December 24, 2003

Igor Zelenko

Title: Vector Distributions

Abstract:

Rank $k$ vector distribution on the $n$-dimensional manifold $M$ or $(k,n)$-distribution (where $k<n$) is by definition a $k$-dimensional subbundle of the tangent bundle $TM$. Two distributions are called (locally) equivalent, if one can be transformed to another by (local) diffeomorphism. Our talk is devoted to the equivalence problem of bracket-generating $(2,n)$-distributions. The case $n=5$ (the first case containibg functional parameters) was treated by E. Cartan in 1910 by ingenious use of his "reduction-prolongation" procedure. In particular, he found the covariant fourth-order tensor invariant (Cartan tensor) for such distributions.
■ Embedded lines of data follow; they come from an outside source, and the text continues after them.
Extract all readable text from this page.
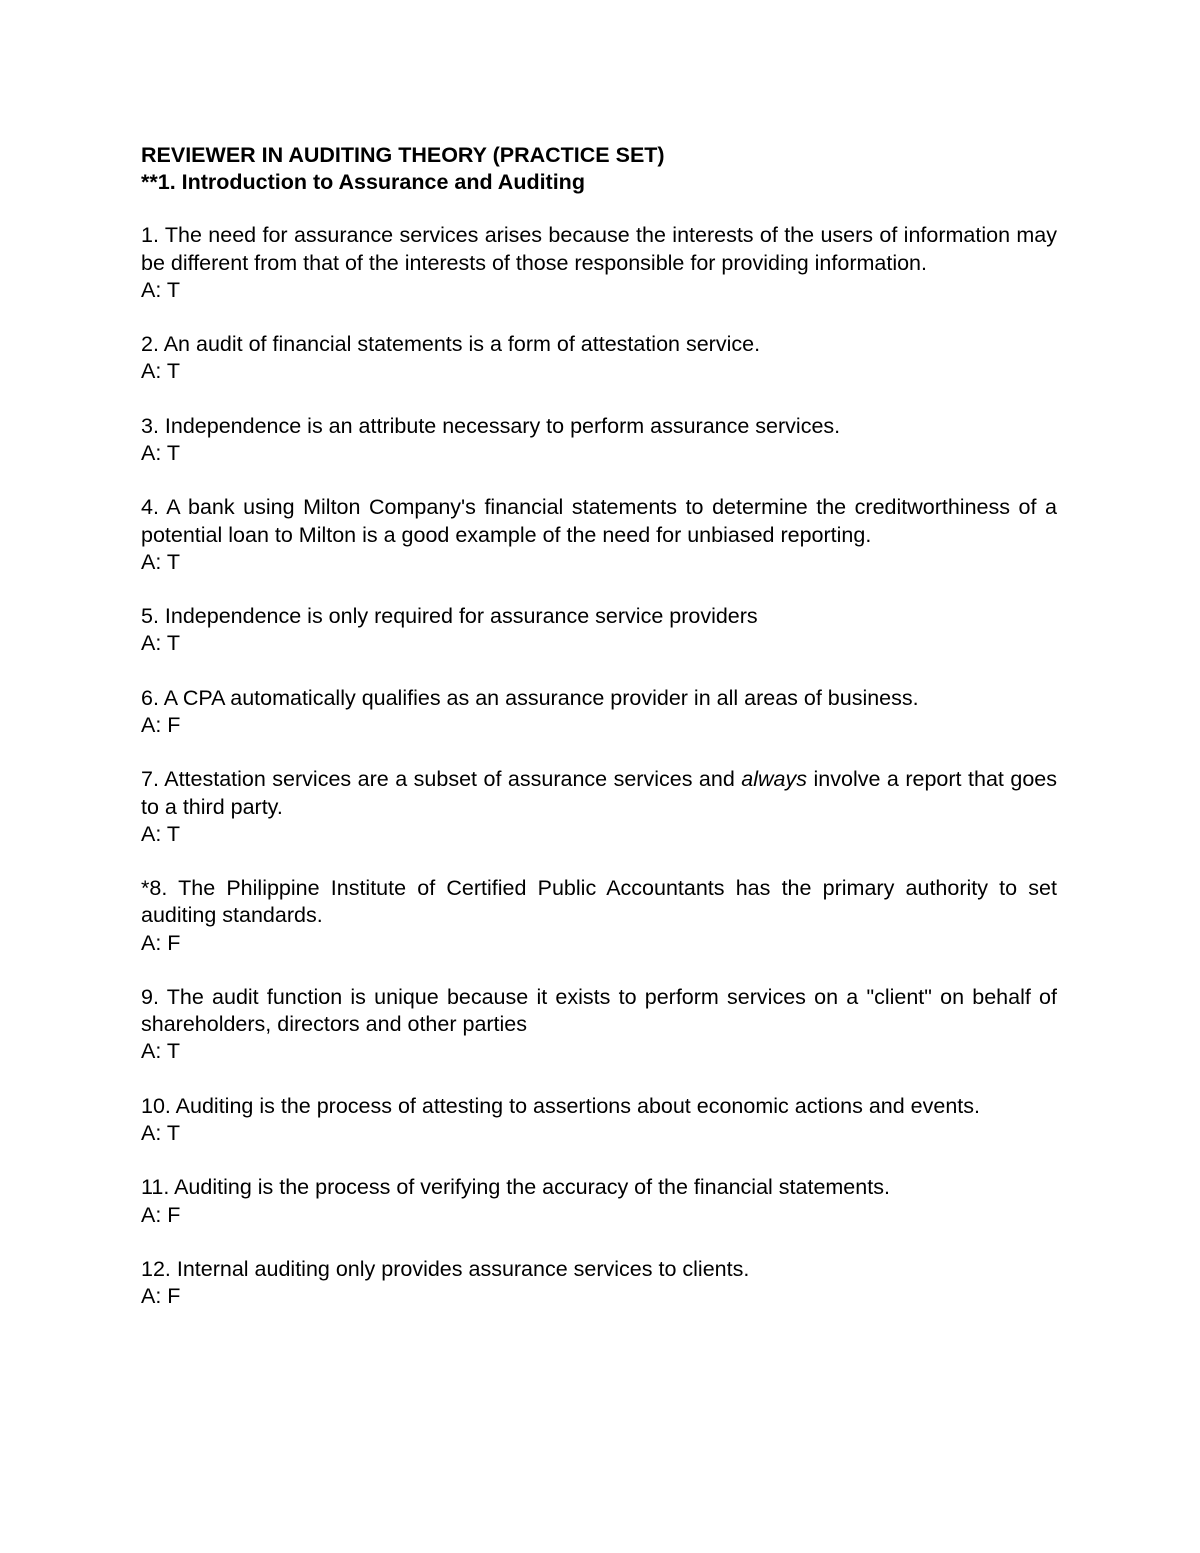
REVIEWER IN AUDITING THEORY (PRACTICE SET)

**1. Introduction to Assurance and Auditing

1. The need for assurance services arises because the interests of the users of information may be different from that of the interests of those responsible for providing information.

A: T

2. An audit of financial statements is a form of attestation service.

A: T

3. Independence is an attribute necessary to perform assurance services.

A: T

4. A bank using Milton Company's financial statements to determine the creditworthiness of a potential loan to Milton is a good example of the need for unbiased reporting.

A: T

5. Independence is only required for assurance service providers

A: T

6. A CPA automatically qualifies as an assurance provider in all areas of business.

A: F

7. Attestation services are a subset of assurance services and always involve a report that goes to a third party.

A: T

*8. The Philippine Institute of Certified Public Accountants has the primary authority to set auditing standards.

A: F

9. The audit function is unique because it exists to perform services on a "client" on behalf of shareholders, directors and other parties

A: T

10. Auditing is the process of attesting to assertions about economic actions and events.

A: T

11. Auditing is the process of verifying the accuracy of the financial statements.

A: F

12. Internal auditing only provides assurance services to clients.

A: F
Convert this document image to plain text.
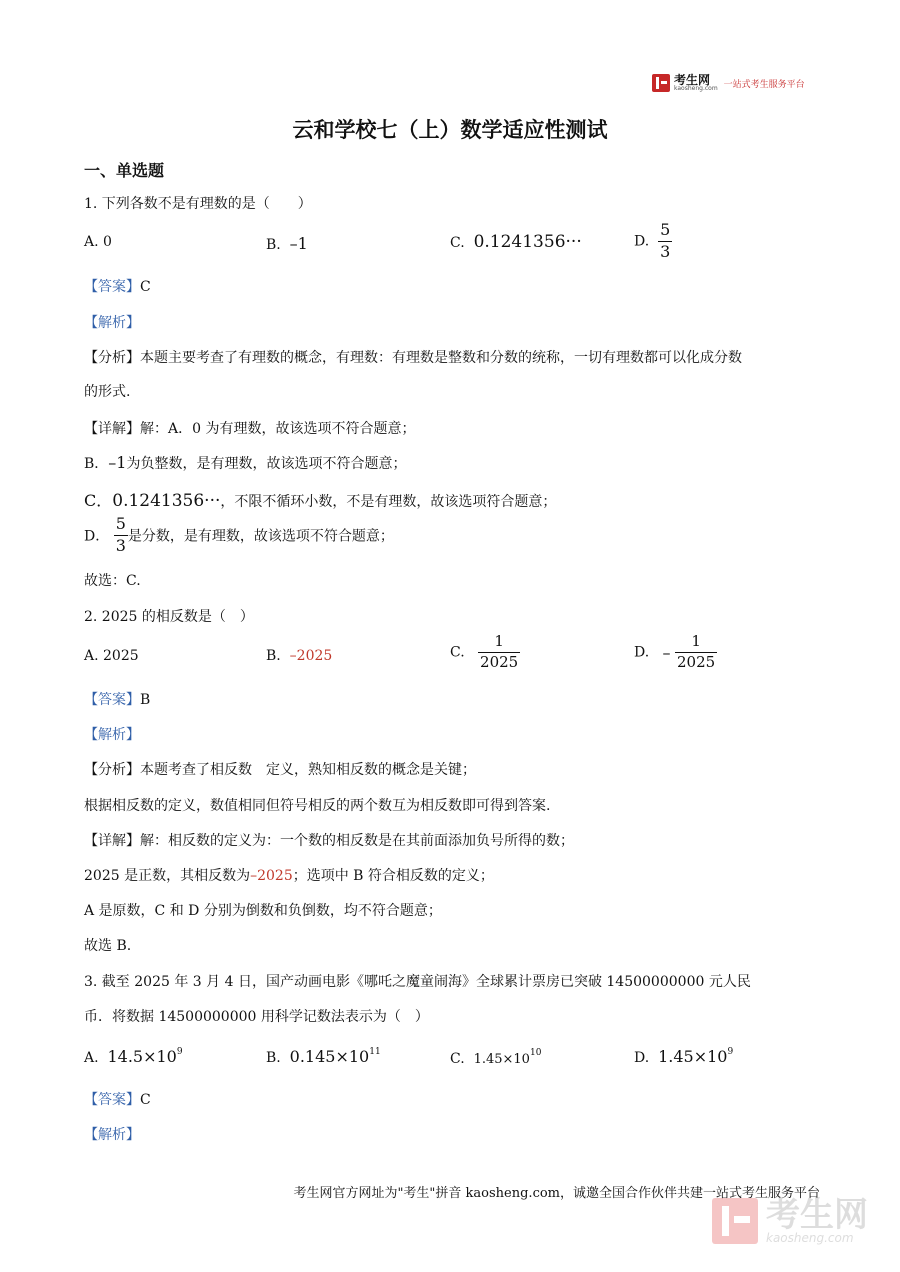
考生网
kaosheng.com 一站式考生服务平台
云和学校七（上）数学适应性测试
一、单选题
1. 下列各数不是有理数的是（　　）
A. 0	B. –1	C. 0.1241356···	D. $\frac{5}{3}$
【答案】C
【解析】
【分析】本题主要考查了有理数的概念，有理数：有理数是整数和分数的统称，一切有理数都可以化成分数
的形式.
【详解】解：A．0 为有理数，故该选项不符合题意；
B．–1为负整数，是有理数，故该选项不符合题意；
C．0.1241356···，不限不循环小数，不是有理数，故该选项符合题意；
D． $\frac{5}{3}$ 是分数，是有理数，故该选项不符合题意；
故选：C.
2. 2025 的相反数是（　）
A. 2025	B. –2025	C. $\frac{1}{2025}$	D. – $\frac{1}{2025}$
【答案】B
【解析】
【分析】本题考查了相反数　定义，熟知相反数的概念是关键；
根据相反数的定义，数值相同但符号相反的两个数互为相反数即可得到答案.
【详解】解：相反数的定义为：一个数的相反数是在其前面添加负号所得的数；
2025 是正数，其相反数为–2025；选项中 B 符合相反数的定义；
A 是原数，C 和 D 分别为倒数和负倒数，均不符合题意；
故选 B.
3. 截至 2025 年 3 月 4 日，国产动画电影《哪吒之魔童闹海》全球累计票房已突破 14500000000 元人民
币．将数据 14500000000 用科学记数法表示为（　）
A. $14.5\times 10^9$	B. $0.145\times 10^{11}$	C. $1.45\times 10^{10}$	D. $1.45\times 10^9$
【答案】C
【解析】
考生网官方网址为"考生"拼音 kaosheng.com，诚邀全国合作伙伴共建一站式考生服务平台
考生网
kaosheng.com
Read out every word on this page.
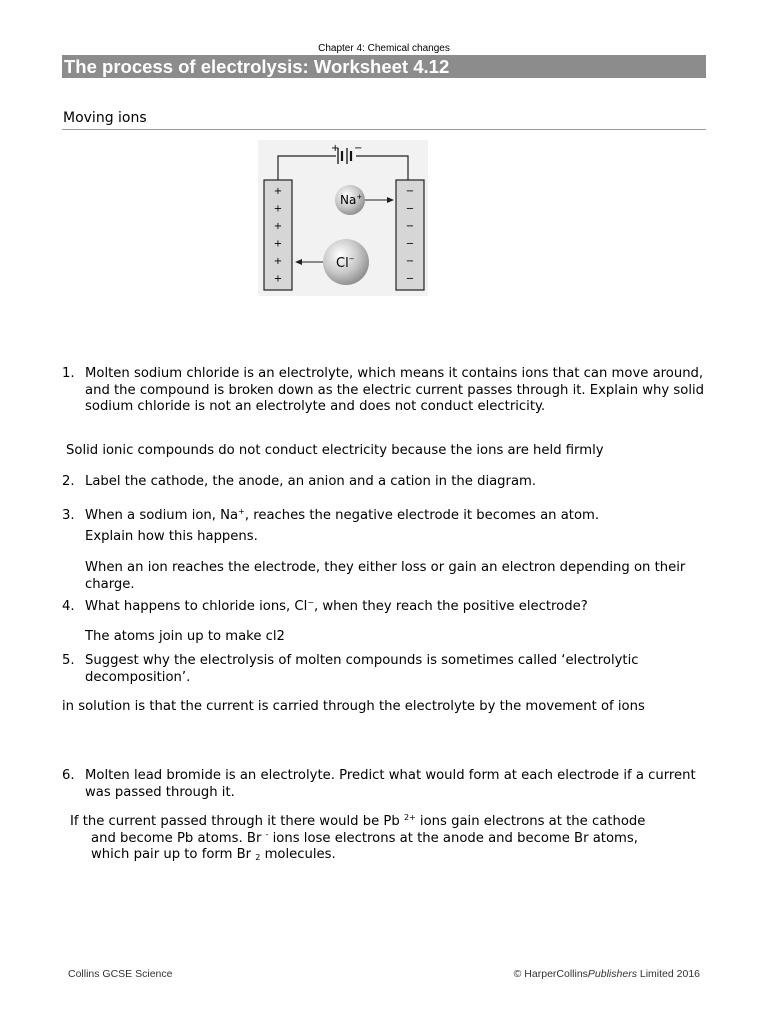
Chapter 4: Chemical changes
The process of electrolysis: Worksheet 4.12
Moving ions
+ −
+
+
+
+
+
+
−
−
−
−
−
−
Na+
Cl−
1. Molten sodium chloride is an electrolyte, which means it contains ions that can move around, and the compound is broken down as the electric current passes through it. Explain why solid sodium chloride is not an electrolyte and does not conduct electricity.
Solid ionic compounds do not conduct electricity because the ions are held firmly
2. Label the cathode, the anode, an anion and a cation in the diagram.
3. When a sodium ion, Na+, reaches the negative electrode it becomes an atom.
Explain how this happens.
When an ion reaches the electrode, they either loss or gain an electron depending on their charge.
4. What happens to chloride ions, Cl−, when they reach the positive electrode?
The atoms join up to make cl2
5. Suggest why the electrolysis of molten compounds is sometimes called ‘electrolytic decomposition’.
in solution is that the current is carried through the electrolyte by the movement of ions
6. Molten lead bromide is an electrolyte. Predict what would form at each electrode if a current was passed through it.
If the current passed through it there would be Pb $^{2+}$ ions gain electrons at the cathode
and become Pb atoms. Br - ions lose electrons at the anode and become Br atoms,
which pair up to form Br $_2$ molecules.
Collins GCSE Science	© HarperCollinsPublishers Limited 2016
After the work of E. Cartan the following questions remained open: first the geometric reason for existence of Cartan's tensor was not clear (the tensor was obtained by very sophisticated algebraic manipulations) and the true analogs of this tensor in Riemannian geometry were not found; secondly it was not clear how to generalize this tensor to other classes of distributions ; finally there were no explicit formulas for computation of Cartan's tensor (in order to compute this tensor for concrete distribution, one had to repeat Cartan's "reduction-prolongation" procedure for this distribution from the very beginning, which is rather difficult task).

In the talk I will present alternative approach to equivalence problem, which allows to give the answers to the questions mentioned above. This approach is based on the theory of curves in the Lagrange Grassmannian, developed in our previous works with A. Agrachev. In this way we construct the fundamental form and the projective Ricci curvature of $(2,n)$-distributions for arbitrary $n\geq 5$. It turns out that in the case $n=5$ our fundamental form coincides with Cartan's tensor. In this case I will present explicit formulas for computation of our invariants. Also I will show, how to apply this formulas for the following natural examples: distributions, generated by rolling of two spheres without slipping and twisting; distributions, generated by curves of constant torsion on three-dimensional Riemannian manifolds of constant curvature; left-invariants distribution on Lie groups.